I was struck by the similarity of these two recent essays:

we need to understand the code that's out there, grok why it tends to be fast or slow due to the tradeoffs chosen, and choose the correct algorithms for what we're doing. That's essential.

And one of the coolest things Mr. Pausch ever taught me was to ask this question:

What's the God algorithm for this?

Well, when sorting a list, obviously God wouldn't bother with a stupid Bubble Sort or Quick Sort or Shell Sort like us mere mortals, God would just immediately place the items in the correct order. Bam. One step. The ultimate lower bound on computation, O(1). Not just fixed time, either, but literally one instantaneous step, because you're freakin' God.

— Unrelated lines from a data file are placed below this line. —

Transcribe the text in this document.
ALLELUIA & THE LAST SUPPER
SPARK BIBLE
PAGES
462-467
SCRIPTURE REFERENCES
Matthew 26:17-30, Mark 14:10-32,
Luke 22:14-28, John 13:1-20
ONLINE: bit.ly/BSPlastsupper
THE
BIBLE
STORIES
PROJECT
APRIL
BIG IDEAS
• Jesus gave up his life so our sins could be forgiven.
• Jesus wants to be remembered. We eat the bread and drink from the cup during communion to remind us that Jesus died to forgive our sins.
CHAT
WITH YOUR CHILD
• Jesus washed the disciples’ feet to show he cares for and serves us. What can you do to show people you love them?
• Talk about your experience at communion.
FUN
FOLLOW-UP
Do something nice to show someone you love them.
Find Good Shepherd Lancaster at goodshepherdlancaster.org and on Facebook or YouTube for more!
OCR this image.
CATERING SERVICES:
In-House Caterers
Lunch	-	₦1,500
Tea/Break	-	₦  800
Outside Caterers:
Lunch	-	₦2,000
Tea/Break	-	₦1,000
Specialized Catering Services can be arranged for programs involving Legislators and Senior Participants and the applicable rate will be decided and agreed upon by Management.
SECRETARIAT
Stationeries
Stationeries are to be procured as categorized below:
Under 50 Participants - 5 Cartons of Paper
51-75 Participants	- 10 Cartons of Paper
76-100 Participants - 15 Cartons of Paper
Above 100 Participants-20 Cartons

• Erdős’s Book and the Asymptotic Religion
as even Barack Obama knows, if you implement Quick-Sort, with its running time of {O(n\log n)}, it would run faster than the {O(n^2)}-time algorithm Bubble-Sort.

...

So why do we care about getting asymptotically good algorithms? Every TCS graduate student should be able to recite the “party line” answer that it has happened again and again that once a problem has been shown to be in polynomial time, people managed to come up with algorithms with small exponents (e.g. quadratic) and reasonable leading constants. There is certainly some truth to that (see for example the case of the Ellipsoid and Interior Point algorithms for linear programming) but is there an underlying reason for this pattern, or is it simply a collection of historical accidents?

Paul Erdős envisioned that “God” holds a book with the most elegant proof for every mathematical theorem. In a famous quote he said that “you don’t have to believe in God, but you have to believe in the Book”. Similarly, one can envision a book with the “best” (most efficient, elegant, “right”) algorithms for every computational problem.

Did Erdos get the notion from Pausch? Or (more likely) did Pausch get it from Erdos? Or did they both get it from someone else, long ago?

They aren't really the same idea, anyway: Barak is talking about how, abstractly, you can simply assume that there exists a "best" algorithm, even if you don't know what it is, while Atwood is talking about how, abstractly, you can simply assume that there exists an omnipotence that isn't bound by any physical realities and use that to define a perfection that your algorithm can strive toward.

Similar ideas, but certainly different.

Regardless, they're both fun essays, and both do a good job of describing the value of arguing from the asymptotic ideal.